Tabitha grins. “Not exactly.”

Clyde sets the ornament gingerly down on the table. Suddenly the base of it is suffused with blue light. It spreads up the grooves, growing brighter as it goes, almost white at the tip. Slowly the four corner sections seem to almost ripple. And then it blooms, a flower opening steel petals, spreading back with a series of mechanical clicks to reveal a column of blue light within, that shines brighter, brighter, a tiny newborn sun in the heart of the room, flooding it with cold light.

My vision burns, whites out, something deep in the base of my skull seems to click, and I wince, bracing for pain that doesn’t come—

And then it’s over. Then we’re standing in conference room B, staring at Clyde who’s standing in front of a rectangular desk ornament with a series of stagger-stepped grooves running up its four long sides.

“Neat, right?” says Clyde.

There is a long pause. Hannah breaks the silence. “Is this one of those things that’s much cooler when you’re high?”

“It’s a key!” Clyde stares at us as if he can’t believe we didn’t get it.

“Maybe,” I venture, “this is where that context might have been useful.”

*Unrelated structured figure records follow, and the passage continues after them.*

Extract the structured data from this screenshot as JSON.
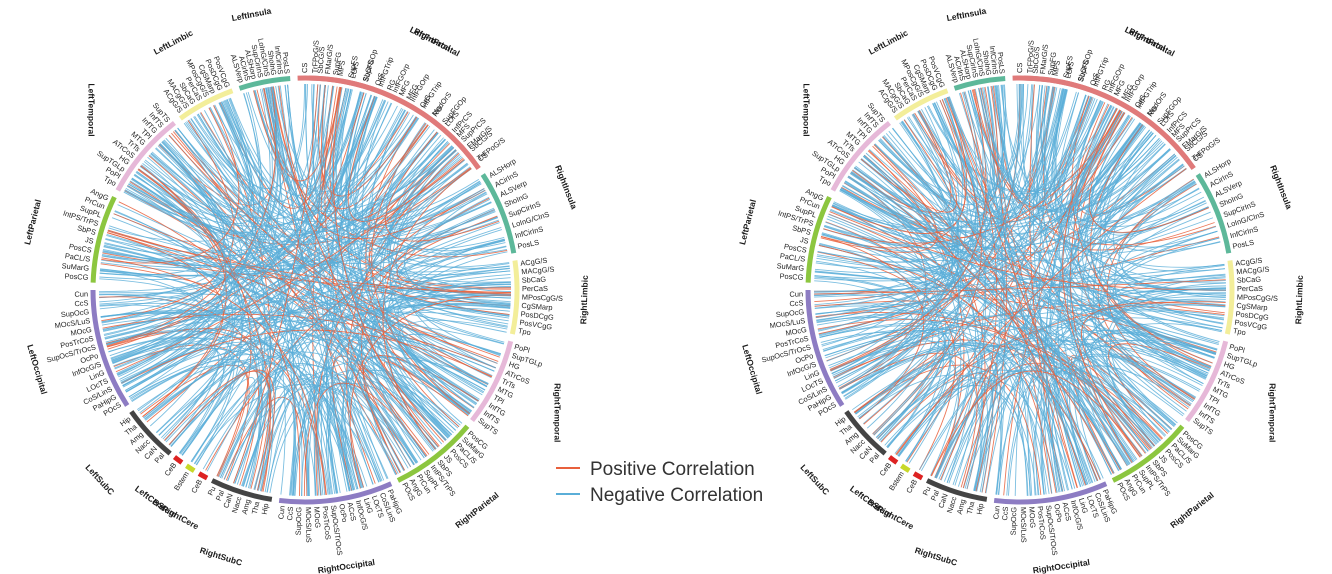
{
  "legend": {
    "positive_label": "Positive Correlation",
    "negative_label": "Negative Correlation",
    "positive_color": "#e8603c",
    "negative_color": "#5aaed8"
  },
  "colors": {
    "Frontal": "#e07a7a",
    "Insula": "#5db89a",
    "Limbic": "#f3ee9a",
    "Temporal": "#e6b8d8",
    "Parietal": "#8cc63f",
    "Occipital": "#8d7cc3",
    "SubC": "#444444",
    "Cere": "#dd2222",
    "BStem": "#c8d82a"
  },
  "regions": {
    "left_frontal": [
      "LeftFrontal",
      "CS",
      "SbCG/S",
      "SupFG",
      "SupFS",
      "SupFGOp",
      "InfFGTrip",
      "InfFGOrp",
      "MFG",
      "OrG",
      "RG",
      "LOrS",
      "MFS",
      "FMarG/S",
      "TrFPoG/S"
    ],
    "right_frontal": [
      "RightFrontal",
      "TrFPoG/S",
      "FMarG/S",
      "MFS",
      "LOrS",
      "SbOrS",
      "OrS",
      "RG",
      "MFG",
      "InfFGOrp",
      "InfFGTrip",
      "MedOrS",
      "SupFGOp",
      "InfPrCS",
      "SupPrCS",
      "SbCG/S",
      "CS"
    ],
    "left_insula": [
      "LeftInsula",
      "ALSVerp",
      "ACirInS",
      "ALSHorp",
      "SupCirInS",
      "LoInG/CInS",
      "ShoInG",
      "InfCirInS",
      "PosLS"
    ],
    "right_insula": [
      "RightInsula",
      "ALSHorp",
      "ACirInS",
      "ALSVerp",
      "ShoInG",
      "SupCirInS",
      "LoInG/CInS",
      "InfCirInS",
      "PosLS"
    ],
    "left_limbic": [
      "LeftLimbic",
      "ACgG/S",
      "MACgG/S",
      "SbCaG",
      "PerCaS",
      "MPosCgG/S",
      "CgSMarp",
      "PosDCgG",
      "PosVCgG"
    ],
    "right_limbic": [
      "RightLimbic",
      "ACgG/S",
      "MACgG/S",
      "SbCaG",
      "PerCaS",
      "MPosCgG/S",
      "CgSMarp",
      "PosDCgG",
      "PosVCgG",
      "Tpo"
    ],
    "left_temporal": [
      "LeftTemporal",
      "Tpo",
      "PoPl",
      "SupTGLp",
      "HG",
      "ATrCoS",
      "TrTs",
      "MTG",
      "TPl",
      "InfTG",
      "InfTS",
      "SupTS"
    ],
    "right_temporal": [
      "RightTemporal",
      "PoPl",
      "SupTGLp",
      "HG",
      "ATrCoS",
      "TrTs",
      "MTG",
      "TPl",
      "InfTG",
      "InfTS",
      "SupTS"
    ],
    "left_parietal": [
      "LeftParietal",
      "PosCG",
      "SuMarG",
      "PaCL/S",
      "PosCS",
      "JS",
      "SbPS",
      "IntPS/TrPS",
      "SupPL",
      "PrCun",
      "AngG"
    ],
    "right_parietal": [
      "RightParietal",
      "PosCG",
      "SuMarG",
      "PaCL/S",
      "PosCS",
      "JS",
      "SbPS",
      "IntPS/TrPS",
      "SupPL",
      "PrCun",
      "AngG",
      "POcS"
    ],
    "left_occipital": [
      "LeftOccipital",
      "POcS",
      "PaHipG",
      "CoS/LinS",
      "LOcTS",
      "LinG",
      "InfOcG/S",
      "OcPo",
      "SupOcS/TrOcS",
      "PosTrCoS",
      "MOcG",
      "MOcS/LuS",
      "SupOcG",
      "CcS",
      "Cun"
    ],
    "right_occipital": [
      "RightOccipital",
      "PaHipG",
      "CoS/LinS",
      "LOcTS",
      "LinG",
      "InfOcG/S",
      "ACcS",
      "OcPo",
      "SupOcS/TrOcS",
      "PosTrCoS",
      "MOcG",
      "MOcS/LuS",
      "SupOcG",
      "CcS",
      "Cun"
    ],
    "left_subc": [
      "LeftSubC",
      "Pal",
      "CaN",
      "Nacc",
      "Amg",
      "Tha",
      "Hip"
    ],
    "right_subc": [
      "RightSubC",
      "Hip",
      "Tha",
      "Amg",
      "Nacc",
      "CaN",
      "Pal",
      "Pu"
    ],
    "left_cere": [
      "LeftCere",
      "CeB"
    ],
    "bstem": [
      "BStem",
      "Bstem"
    ],
    "right_cere": [
      "RightCere",
      "CeB"
    ]
  }
}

“Told you.” Tabitha shakes her head.

“Huzzah!” says Clyde, pulling his notebook back out of his pocket. “I mean, yes, of course. You see a lot of this stuff is years ahead of its time. The whole folding the column through space to align the grooves. There wasn’t a working theory on that until the late sixties.
Theory
. I think the first documented case of someone successfully doing it isn’t until the late seventies. And Lang was doing this back in the thirties. It’s incredible!”

“The light,” Tabitha cuts in. “Not actually the important bit. Side effect of putting out strong thaumatic frequency.”

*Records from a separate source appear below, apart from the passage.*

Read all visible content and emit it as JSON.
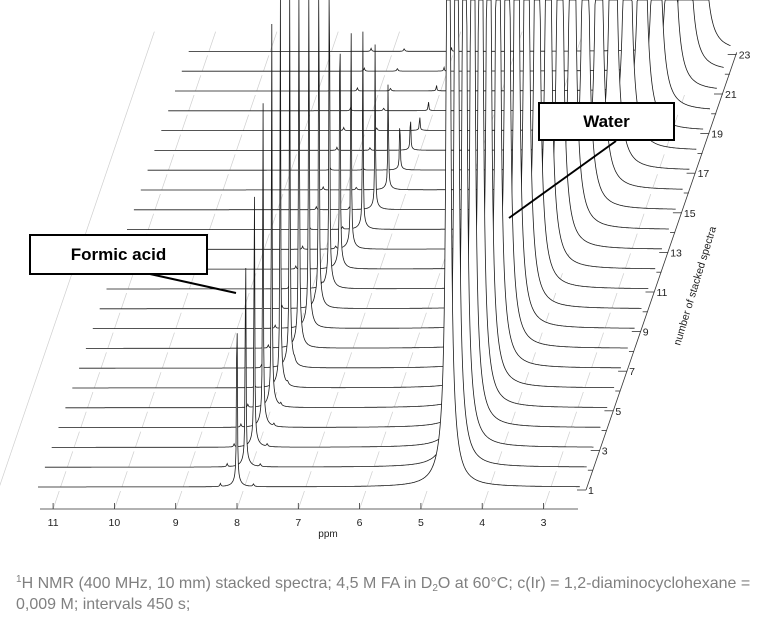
{
  "chart_data": {
    "type": "line",
    "subtype": "stacked-nmr-spectra",
    "xlabel": "ppm",
    "xaxis_reversed": true,
    "xlim": [
      11.6,
      2.5
    ],
    "x_ticks": [
      11,
      10,
      9,
      8,
      7,
      6,
      5,
      4,
      3
    ],
    "zlabel": "number of stacked spectra",
    "z_ticks": [
      1,
      3,
      5,
      7,
      9,
      11,
      13,
      15,
      17,
      19,
      21,
      23
    ],
    "n_spectra": 23,
    "grid": true,
    "peaks": {
      "water_ppm": [
        4.6,
        4.58,
        4.56,
        4.54,
        4.52,
        4.5,
        4.46,
        4.42,
        4.38,
        4.33,
        4.27,
        4.2,
        4.12,
        4.03,
        3.93,
        3.82,
        3.7,
        3.58,
        3.45,
        3.33,
        3.2,
        3.08,
        2.96
      ],
      "formic_ppm": [
        8.05,
        8.02,
        7.99,
        7.96,
        7.93,
        7.9,
        7.86,
        7.82,
        7.77,
        7.72,
        7.66,
        7.6,
        7.53,
        7.45,
        7.36,
        7.26,
        7.18,
        7.12,
        7.08,
        7.05,
        7.03,
        7.02,
        7.01
      ],
      "formic_height": [
        1.1,
        1.3,
        1.5,
        1.8,
        2.0,
        2.3,
        2.5,
        2.6,
        2.5,
        2.3,
        2.1,
        1.6,
        1.3,
        1.0,
        0.8,
        0.6,
        0.3,
        0.2,
        0.08,
        0.05,
        0.03,
        0.02,
        0.02
      ]
    },
    "annotations": [
      {
        "label": "Formic acid"
      },
      {
        "label": "Water"
      }
    ]
  },
  "labels": {
    "formic": "Formic acid",
    "water": "Water",
    "ppm": "ppm",
    "zaxis": "number of stacked spectra"
  },
  "caption": {
    "sup1": "1",
    "part1": "H NMR (400 MHz, 10 mm) stacked spectra; 4,5 M FA in D",
    "sub2": "2",
    "part2": "O at 60°C; c(Ir) = 1,2-diaminocyclohexane = 0,009 M; intervals 450 s;"
  }
}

“Thaumatic what?” Hannah is fighting the cross-eyed look.

“Just go with it,” I say. “Even after they explain it, it won’t make any sense.”

“Well,” says Clyde, utterly oblivious to my snark, “each reality has its own thaumatic frequency. I mean, that’s the theory, about how we’re reaching through realities. It’s all to do with aligning the frequencies of the thaumatospheres, creating a junction. That’s how the composite reality works, pretty much. It’s this massive symphony of thaumatic resonance. All the frequencies meshing together to make one whole.”